Jono Herrington argues that runbooks often serve as ornamental “comfort objects” rather than operational truth. When documentation isn’t treated as release-critical, on-call engineers revert to DM threads and tribal knowledge during production incidents.

Why This Matters

Technical reliability is frequently treated as a capture problem when it is actually an enforcement problem. Organizations often experience a “Brent-shaped” bottleneck where a single person on PTO stalls multiple workstreams because operational memory was never decentralized through verified documentation.

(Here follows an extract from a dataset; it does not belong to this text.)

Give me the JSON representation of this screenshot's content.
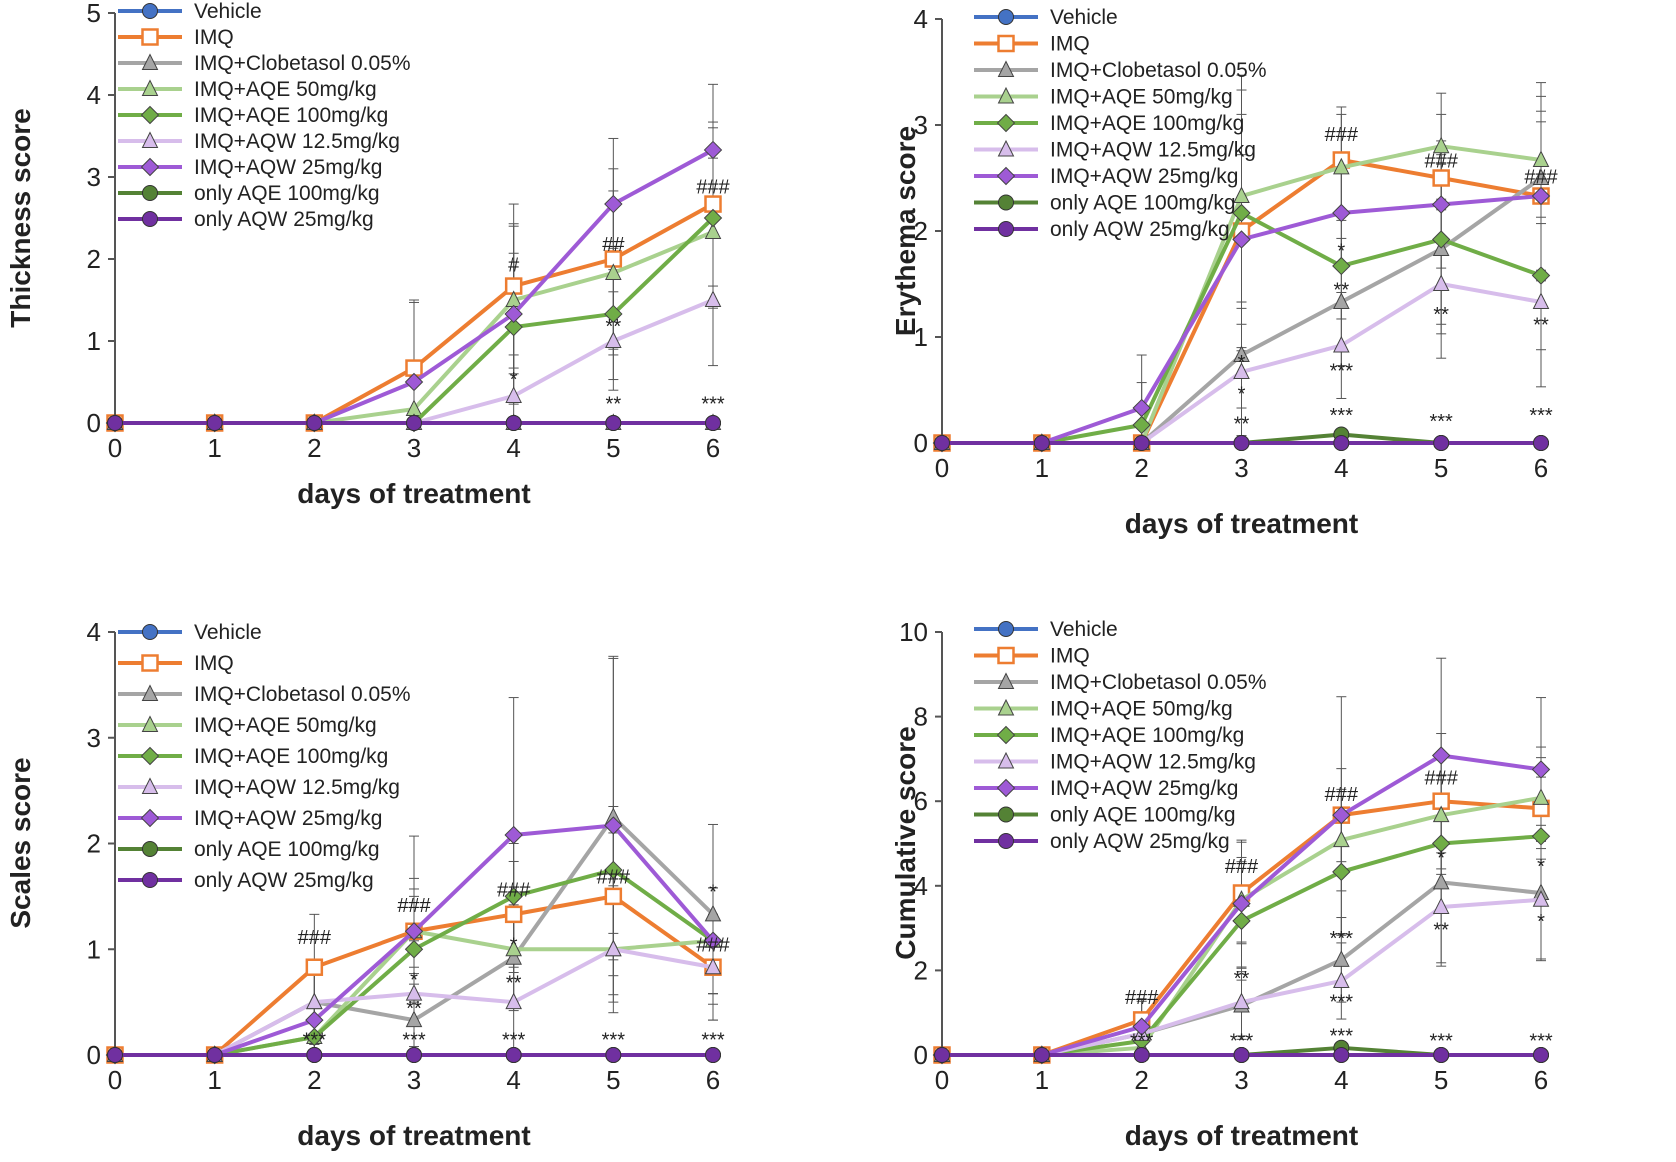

The cost of this “narrative management” is a high interest rate on stability, where recurring failures are treated as leadership signals rather than engineering mysteries.

Key Insights

  • Concept: Separation of ‘Mitigated’ vs ‘Closed’ states ensures that customer impact is controlled while prevention work is verified and shipped before a ticket is finalized.
  • Fact: The ‘Brent-shaped’ week occurs when one person on PTO stalls three lanes of work, revealing that an organization has mistaken URL access for distributed capability (Herrington, 2026).
  • Concept: Behavior contracts over documentation theater, using release checklists that cannot be marked done without a link to an updated runbook section.
  • Tool: Verifying runbook steps in staging by a named owner ensures that operational memory is functional and not just ‘paper compliance’ for auditors.

Practical Applications

  • Use Case: Release leads gating a shipment until a diff in the runbook is provided alongside the code diff to ensure documentation matches production reality.
  • Pitfall: Relying on ‘heroics’ to unblock releases, which hides missing operational memory and stores risk in individual humans instead of systems.
  • Use Case: Tracking the percentage of incidents with runbook updates completed before the next release to measure true reliability compounding.
  • Pitfall: Managing reliability through quarterly dashboards and narratives rather than verifying that teams run operational docs under normal Tuesday load.